Here is where things got interesting and convoluted. The defense cited Gibbs v. State, a case where the Florida Court of Appeals ruled that provocation under the initial aggressor exception had to entail force or threat of force. The defense wanted no mention of the initial aggressor exception to the jury, and objected to citing Gibbs or even mentioning the idea of force or threat of force. In effect, this took off the table what might well be something for the jury to decide: just what constitutes a threat of force, and whether the following of Martin by Zimmerman and his later confrontation with Martin constituted a threat of force. The prosecution circled back to Gibbs, arguing that the following itself could be viewed by a jury as the threat of force. Let the jury decide, the prosecution asked, and please instruct them to explicitly consider this question as framed by the statute. One might even imagine the question appearing on a juror ballot.

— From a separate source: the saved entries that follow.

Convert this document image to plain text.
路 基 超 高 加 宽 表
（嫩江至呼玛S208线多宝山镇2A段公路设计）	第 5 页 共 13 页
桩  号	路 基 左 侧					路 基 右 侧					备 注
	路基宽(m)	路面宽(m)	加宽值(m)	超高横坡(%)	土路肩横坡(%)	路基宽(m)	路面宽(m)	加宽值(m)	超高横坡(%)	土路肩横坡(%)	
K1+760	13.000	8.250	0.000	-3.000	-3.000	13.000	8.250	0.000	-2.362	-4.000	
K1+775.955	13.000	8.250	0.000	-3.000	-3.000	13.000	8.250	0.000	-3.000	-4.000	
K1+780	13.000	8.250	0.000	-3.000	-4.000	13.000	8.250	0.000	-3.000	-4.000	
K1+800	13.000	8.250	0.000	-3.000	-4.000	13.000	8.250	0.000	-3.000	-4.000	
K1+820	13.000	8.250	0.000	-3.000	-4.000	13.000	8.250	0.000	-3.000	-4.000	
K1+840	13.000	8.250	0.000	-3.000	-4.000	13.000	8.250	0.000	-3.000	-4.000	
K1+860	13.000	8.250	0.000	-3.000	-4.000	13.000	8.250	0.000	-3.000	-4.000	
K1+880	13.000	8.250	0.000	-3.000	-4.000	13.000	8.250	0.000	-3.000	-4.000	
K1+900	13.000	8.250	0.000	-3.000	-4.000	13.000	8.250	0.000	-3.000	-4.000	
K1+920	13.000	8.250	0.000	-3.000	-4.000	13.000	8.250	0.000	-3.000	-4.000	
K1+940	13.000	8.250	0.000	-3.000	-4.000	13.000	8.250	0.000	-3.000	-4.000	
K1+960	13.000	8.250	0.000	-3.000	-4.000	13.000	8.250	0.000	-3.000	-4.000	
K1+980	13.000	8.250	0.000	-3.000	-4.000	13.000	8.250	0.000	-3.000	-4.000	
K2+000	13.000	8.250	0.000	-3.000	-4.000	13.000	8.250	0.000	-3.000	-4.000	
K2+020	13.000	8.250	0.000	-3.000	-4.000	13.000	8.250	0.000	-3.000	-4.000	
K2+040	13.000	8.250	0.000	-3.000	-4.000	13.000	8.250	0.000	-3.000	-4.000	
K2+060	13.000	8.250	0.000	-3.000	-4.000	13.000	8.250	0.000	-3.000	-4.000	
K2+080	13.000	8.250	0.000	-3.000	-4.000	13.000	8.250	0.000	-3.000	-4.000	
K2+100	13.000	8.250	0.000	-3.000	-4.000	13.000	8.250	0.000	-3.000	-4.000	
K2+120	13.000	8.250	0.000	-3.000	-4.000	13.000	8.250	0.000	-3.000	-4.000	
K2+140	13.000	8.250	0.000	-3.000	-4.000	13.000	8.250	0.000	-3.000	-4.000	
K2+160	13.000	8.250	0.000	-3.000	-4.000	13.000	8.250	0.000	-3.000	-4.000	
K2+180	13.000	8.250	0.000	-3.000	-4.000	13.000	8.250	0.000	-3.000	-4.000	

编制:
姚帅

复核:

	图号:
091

The defense argued back that no such instruction was needed, and went to the extraordinary length of telling the judge that she’ll get reversed if she includes it, ignoring Gibbs. At that point, Judge Nelson seemed to be running scared, and she backed down. “The court is not going to give it,” she stated, without any rationale or analysis. This, to me, sealed the deal for the defense.

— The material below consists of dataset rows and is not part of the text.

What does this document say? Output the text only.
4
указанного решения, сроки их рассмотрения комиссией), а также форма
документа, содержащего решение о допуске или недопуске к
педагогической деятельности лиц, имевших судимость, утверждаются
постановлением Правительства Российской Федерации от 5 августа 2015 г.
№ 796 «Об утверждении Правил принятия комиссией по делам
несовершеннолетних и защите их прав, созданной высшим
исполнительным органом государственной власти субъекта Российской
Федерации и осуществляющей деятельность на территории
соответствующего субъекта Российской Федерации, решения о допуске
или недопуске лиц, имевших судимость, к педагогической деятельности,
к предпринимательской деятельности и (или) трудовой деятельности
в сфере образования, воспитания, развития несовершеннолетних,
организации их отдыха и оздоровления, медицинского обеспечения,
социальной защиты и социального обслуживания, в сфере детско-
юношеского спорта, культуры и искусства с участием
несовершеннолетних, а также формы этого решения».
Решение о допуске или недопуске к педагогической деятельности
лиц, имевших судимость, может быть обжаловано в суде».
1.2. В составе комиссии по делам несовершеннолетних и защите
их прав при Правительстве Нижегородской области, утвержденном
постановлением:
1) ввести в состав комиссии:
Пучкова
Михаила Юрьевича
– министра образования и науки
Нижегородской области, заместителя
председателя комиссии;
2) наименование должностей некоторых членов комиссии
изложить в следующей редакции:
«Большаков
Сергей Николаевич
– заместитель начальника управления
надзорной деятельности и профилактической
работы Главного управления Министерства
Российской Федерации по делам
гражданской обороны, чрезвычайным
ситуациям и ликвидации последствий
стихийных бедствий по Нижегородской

Here is why Gibbs matters. In that case, the court reversed the trial court decision (in another racially charged case) because the judge did not clearly state that provocation had to be through force or threat of force. In Gibbs, an African-American woman said good morning to a white couple. When they didn’t acknowledge the greeting, the defendant challenged the snub. The white woman, Julia Osmun, responded with a racial epithet and other insulting language: “Get away from here you dirty nigger, you don’t belong here.” The defendant responded in kind, and upped the ante with more “racial” comments and then made a “mooning gesture.” A physical fight came next: Osmun rose to her feet and started swinging her fists at Gibbs. Gibbs responded by pushing Osmun in self-defense. Osmun staggered back to the bench where she had been sitting and died of heart failure shortly after being driven to the hospital. Gibbs was convicted, but the decision was reversed because the judge didn’t include the “force or threat of force” language in the jury instruction.

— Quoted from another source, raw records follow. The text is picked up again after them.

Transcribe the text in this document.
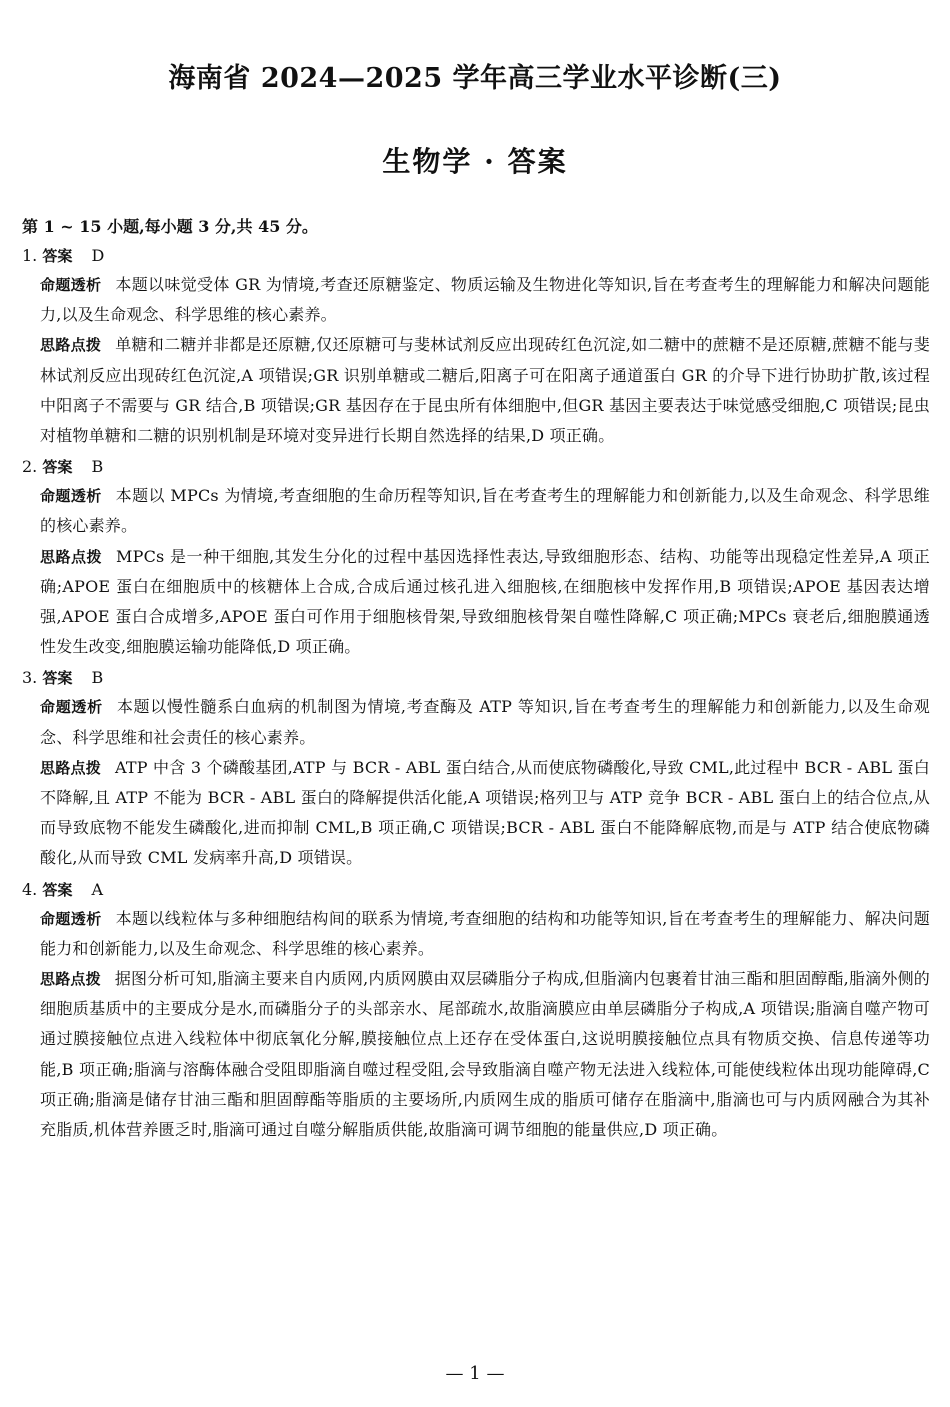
海南省 2024—2025 学年高三学业水平诊断(三)
生物学 · 答案
第 1 ~ 15 小题,每小题 3 分,共 45 分。
1. 答案 D
命题透析 本题以味觉受体 GR 为情境,考查还原糖鉴定、物质运输及生物进化等知识,旨在考查考生的理解能力和解决问题能力,以及生命观念、科学思维的核心素养。
思路点拨 单糖和二糖并非都是还原糖,仅还原糖可与斐林试剂反应出现砖红色沉淀,如二糖中的蔗糖不是还原糖,蔗糖不能与斐林试剂反应出现砖红色沉淀,A 项错误;GR 识别单糖或二糖后,阳离子可在阳离子通道蛋白 GR 的介导下进行协助扩散,该过程中阳离子不需要与 GR 结合,B 项错误;GR 基因存在于昆虫所有体细胞中,但GR 基因主要表达于味觉感受细胞,C 项错误;昆虫对植物单糖和二糖的识别机制是环境对变异进行长期自然选择的结果,D 项正确。
2. 答案 B
命题透析 本题以 MPCs 为情境,考查细胞的生命历程等知识,旨在考查考生的理解能力和创新能力,以及生命观念、科学思维的核心素养。
思路点拨 MPCs 是一种干细胞,其发生分化的过程中基因选择性表达,导致细胞形态、结构、功能等出现稳定性差异,A 项正确;APOE 蛋白在细胞质中的核糖体上合成,合成后通过核孔进入细胞核,在细胞核中发挥作用,B 项错误;APOE 基因表达增强,APOE 蛋白合成增多,APOE 蛋白可作用于细胞核骨架,导致细胞核骨架自噬性降解,C 项正确;MPCs 衰老后,细胞膜通透性发生改变,细胞膜运输功能降低,D 项正确。
3. 答案 B
命题透析 本题以慢性髓系白血病的机制图为情境,考查酶及 ATP 等知识,旨在考查考生的理解能力和创新能力,以及生命观念、科学思维和社会责任的核心素养。
思路点拨 ATP 中含 3 个磷酸基团,ATP 与 BCR - ABL 蛋白结合,从而使底物磷酸化,导致 CML,此过程中 BCR - ABL 蛋白不降解,且 ATP 不能为 BCR - ABL 蛋白的降解提供活化能,A 项错误;格列卫与 ATP 竞争 BCR - ABL 蛋白上的结合位点,从而导致底物不能发生磷酸化,进而抑制 CML,B 项正确,C 项错误;BCR - ABL 蛋白不能降解底物,而是与 ATP 结合使底物磷酸化,从而导致 CML 发病率升高,D 项错误。
4. 答案 A
命题透析 本题以线粒体与多种细胞结构间的联系为情境,考查细胞的结构和功能等知识,旨在考查考生的理解能力、解决问题能力和创新能力,以及生命观念、科学思维的核心素养。
思路点拨 据图分析可知,脂滴主要来自内质网,内质网膜由双层磷脂分子构成,但脂滴内包裹着甘油三酯和胆固醇酯,脂滴外侧的细胞质基质中的主要成分是水,而磷脂分子的头部亲水、尾部疏水,故脂滴膜应由单层磷脂分子构成,A 项错误;脂滴自噬产物可通过膜接触位点进入线粒体中彻底氧化分解,膜接触位点上还存在受体蛋白,这说明膜接触位点具有物质交换、信息传递等功能,B 项正确;脂滴与溶酶体融合受阻即脂滴自噬过程受阻,会导致脂滴自噬产物无法进入线粒体,可能使线粒体出现功能障碍,C 项正确;脂滴是储存甘油三酯和胆固醇酯等脂质的主要场所,内质网生成的脂质可储存在脂滴中,脂滴也可与内质网融合为其补充脂质,机体营养匮乏时,脂滴可通过自噬分解脂质供能,故脂滴可调节细胞的能量供应,D 项正确。
— 1 —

If the jury had followed Gibbs, or been given the chance to do so, then Zimmerman’s following of Martin or any of the interactions preceding the physical fight could have met the standard of provocation under that case. But Zimmerman’s defense used Gibbs to persuade Judge Nelson not to give the instruction at all. The conference on this suggested some give and take, and perhaps some flexibility by the defense. They might have accepted the initial aggressor exception if it was expressed with some limiting language. But the prosecution simply said, more or less, all or nothing at all with respect to the jury instruction. The jury may have deliberated this, but on its own, and not in the context of a limiting instruction from the judge, and without a full understanding of the law. This may have been the moment when the state lost the trial.